I kept seeing Anita backing away from a knife, kept turning the scene into our bedroom in Syosset.

Silly.

I walked over to one of the dressers, opened drawers, closed them. Her dresser, long and low. His was a highboy in the same French Provincial styling, part of a suite with the bed and a nightstand and a mirrored dressing table. I opened and closed drawers in his dresser. He'd left a lot of clothes behind, but he probably owned a lot of clothes.

I opened the closet door. She could have hidden in the closet, though not comfortably. It was full, the shelf loaded with a couple dozen shoe boxes, the rack packed with clothes on hangers. He must have taken a couple of suits and jackets with him, but the clothes he'd left behind were more than I owned.

There were bottles of perfume on the dressing table. I lifted the stopper of one and held it to my nose. The scent was lily-of-the-valley.

I was in the room for a long time. There are people who are psychically sensitive, they pick up things at a murder scene. Maybe everyone does, maybe the sensitive ones are simply better at figuring out what it is that they're attuned to. I had no illusions about my ability to glean vibrations from the room or the clothing or the furniture. Smell is the sense most directly hooked into the memory, but all her perfume did was remind me that an aunt of mine had smelled of that same floral scent.

I don't know what I thought I was doing there.

There was a television set in the bedroom. I turned it on, turned it off. She might have been watching it, she might not even have heard the burglar until he opened the door. But wouldn't he have heard the set? Why would he come into a room if he knew someone was there, when he could just slip away undetected?

Of course he could have had rape in mind. There hadn't been any rape, none detected in the autopsy, although that hardly proved the absence of intent. He might have achieved sexual release from the murder, might have been turned off by the violence, might have…

Tommy had slept in this room, had lived with the woman who smelled of lilies-of-the-valley. I knew him from the bars, I knew him with a girl on his arm and a drink in his hand and his laugh echoing off paneled walls. I didn't know him in a room like this, in a house like this.

I went in and out of other rooms on the second floor. In what I suppose was the upstairs sitting room, photos in silver frames were grouped on top of a mahogany radio-phonograph console. There was a formal wedding picture, Tommy in a tuxedo, the bride in white with her bouquet all pink and white. Tommy was lean in the photo, and impossibly young. He was sporting a crew cut, which looked outlandish in 1975, especially in counterpoint to the formal clothes.

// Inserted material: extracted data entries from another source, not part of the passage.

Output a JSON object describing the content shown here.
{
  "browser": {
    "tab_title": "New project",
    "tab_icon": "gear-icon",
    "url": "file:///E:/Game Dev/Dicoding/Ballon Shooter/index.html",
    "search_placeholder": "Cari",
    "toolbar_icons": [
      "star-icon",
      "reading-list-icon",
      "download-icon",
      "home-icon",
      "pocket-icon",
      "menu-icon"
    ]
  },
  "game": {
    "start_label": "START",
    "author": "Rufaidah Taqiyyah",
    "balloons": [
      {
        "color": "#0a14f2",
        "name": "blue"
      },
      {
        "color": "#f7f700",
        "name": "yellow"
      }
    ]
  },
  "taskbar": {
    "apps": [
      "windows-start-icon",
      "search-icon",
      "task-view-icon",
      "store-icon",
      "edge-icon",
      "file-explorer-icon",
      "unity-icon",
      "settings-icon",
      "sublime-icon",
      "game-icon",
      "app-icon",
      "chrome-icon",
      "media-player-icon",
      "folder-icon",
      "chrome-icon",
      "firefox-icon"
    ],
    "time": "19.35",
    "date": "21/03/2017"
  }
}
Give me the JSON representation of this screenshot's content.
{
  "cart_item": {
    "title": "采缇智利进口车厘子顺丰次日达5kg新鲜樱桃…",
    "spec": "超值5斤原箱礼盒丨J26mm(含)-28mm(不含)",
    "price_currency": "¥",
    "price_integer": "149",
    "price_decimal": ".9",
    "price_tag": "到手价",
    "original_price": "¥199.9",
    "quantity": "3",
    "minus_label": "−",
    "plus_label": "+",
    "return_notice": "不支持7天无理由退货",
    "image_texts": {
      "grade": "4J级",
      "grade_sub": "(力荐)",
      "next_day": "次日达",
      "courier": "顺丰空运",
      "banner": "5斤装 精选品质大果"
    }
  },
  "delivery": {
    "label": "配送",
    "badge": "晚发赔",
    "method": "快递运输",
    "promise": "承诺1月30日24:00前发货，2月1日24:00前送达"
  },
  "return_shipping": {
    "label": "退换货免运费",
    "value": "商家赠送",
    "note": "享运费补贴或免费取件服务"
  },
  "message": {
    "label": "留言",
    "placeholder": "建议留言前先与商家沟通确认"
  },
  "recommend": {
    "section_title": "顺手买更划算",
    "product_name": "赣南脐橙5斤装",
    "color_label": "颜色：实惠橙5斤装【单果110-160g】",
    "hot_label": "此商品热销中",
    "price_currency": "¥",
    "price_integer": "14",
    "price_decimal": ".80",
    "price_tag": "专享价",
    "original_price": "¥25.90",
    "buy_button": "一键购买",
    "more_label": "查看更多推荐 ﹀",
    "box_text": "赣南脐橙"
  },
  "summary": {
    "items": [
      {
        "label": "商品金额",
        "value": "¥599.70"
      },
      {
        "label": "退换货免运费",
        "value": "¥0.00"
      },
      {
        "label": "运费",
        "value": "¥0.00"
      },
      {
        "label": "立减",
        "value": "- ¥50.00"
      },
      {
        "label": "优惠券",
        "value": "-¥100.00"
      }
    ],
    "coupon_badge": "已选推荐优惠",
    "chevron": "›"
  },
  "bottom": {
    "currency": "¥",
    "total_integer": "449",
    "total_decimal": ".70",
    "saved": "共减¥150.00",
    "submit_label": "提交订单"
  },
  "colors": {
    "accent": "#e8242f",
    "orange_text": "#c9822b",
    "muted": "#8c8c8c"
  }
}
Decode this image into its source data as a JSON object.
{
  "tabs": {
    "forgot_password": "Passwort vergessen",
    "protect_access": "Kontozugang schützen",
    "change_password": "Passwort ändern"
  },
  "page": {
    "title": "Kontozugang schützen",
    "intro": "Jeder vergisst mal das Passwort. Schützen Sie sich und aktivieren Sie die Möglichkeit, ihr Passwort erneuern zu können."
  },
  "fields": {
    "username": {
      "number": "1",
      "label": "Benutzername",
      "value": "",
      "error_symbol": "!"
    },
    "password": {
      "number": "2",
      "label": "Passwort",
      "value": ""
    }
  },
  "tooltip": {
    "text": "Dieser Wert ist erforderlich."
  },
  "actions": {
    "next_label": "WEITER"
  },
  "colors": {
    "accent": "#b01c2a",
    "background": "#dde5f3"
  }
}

Margaret Tillary- she might still have been Margaret Wayland when the photo was taken- had been a tall woman, with strong features even then. I looked at her and tried to imagine her with years added. She'd probably put on a few pounds over the years. Most people did.

Most of the other photos showed people I didn't recognize. Relatives, I suppose. I didn't notice any of the son Tommy'd told me about.

One door led to a linen closet, another to a bathroom. A third opened on a flight of stairs leading to the third floor. There was a bedroom up there, its window affording a good view of the park. I drew up an armchair, its seat and back worked in needlepoint, and watched the traffic on Colonial Road and a baseball game in the park.

I imagined the aunt sitting as I was sitting, watching the world through her window. If I'd heard her name I didn't remember it, and when I thought of her the image that came to mind was some sort of generic aunt, some combination of the various unidentifiable female faces in the photographs downstairs mixed, I suppose, with elements of some aunts of my own. She was gone now, this unnamed composite aunt, and her niece was gone, and before long the house would be sold and other people living in it.